RIO DE JANEIRO - O plenário da Assembléia Legislativa do Rio de Janeiro (Alerj) aprovou nesta terça-feira, por unanimidade, a instalação de uma Comissão Parlamentar de Inquérito (CPI) para investigar a atuação de milícias no Estado.


A CPI será presidida pelo deputado estadual Marcelo Freixo (PSOL), autor do requerimento de criação da comissão. Também foi decidido que a relatoria da CPI será entregue ao deputado Gilberto Palmares (PT).

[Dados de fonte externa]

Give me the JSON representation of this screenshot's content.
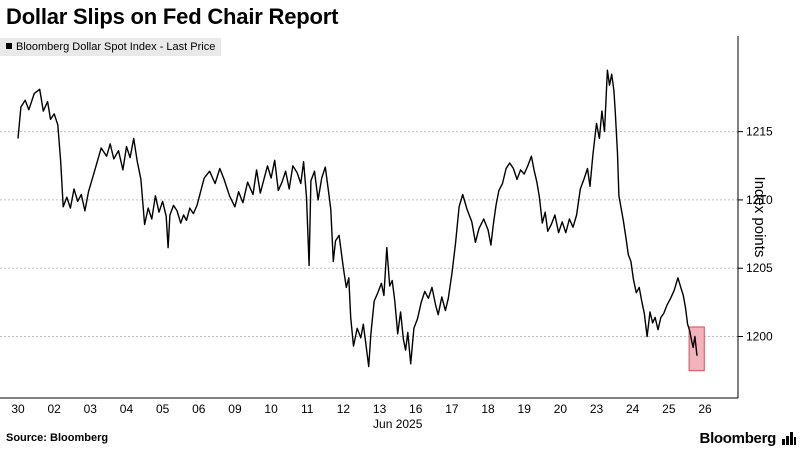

A comissão terá outros cinco membros, dos quais apenas Paulo Melo (PMDB), líder do governo na Alerj, foi escolhido. Os outros quatro membros serão anunciados até o final desta semana, segundo a assessoria de imprensa da Assembléia.

A CPI foi formada depois que o jornal carioca "O Dia" divulgou informações de que integrantes de uma milícia que atua na zona oeste do Rio seqüestraram e torturaram uma equipe de reportagem em uma favela da cidade. O crime ocorreu na favela do Batan, em Realengo, onde os jornalistas viviam havia duas semanas para preparar uma reportagem sobre a ação dos milicianos na vida da comunidade.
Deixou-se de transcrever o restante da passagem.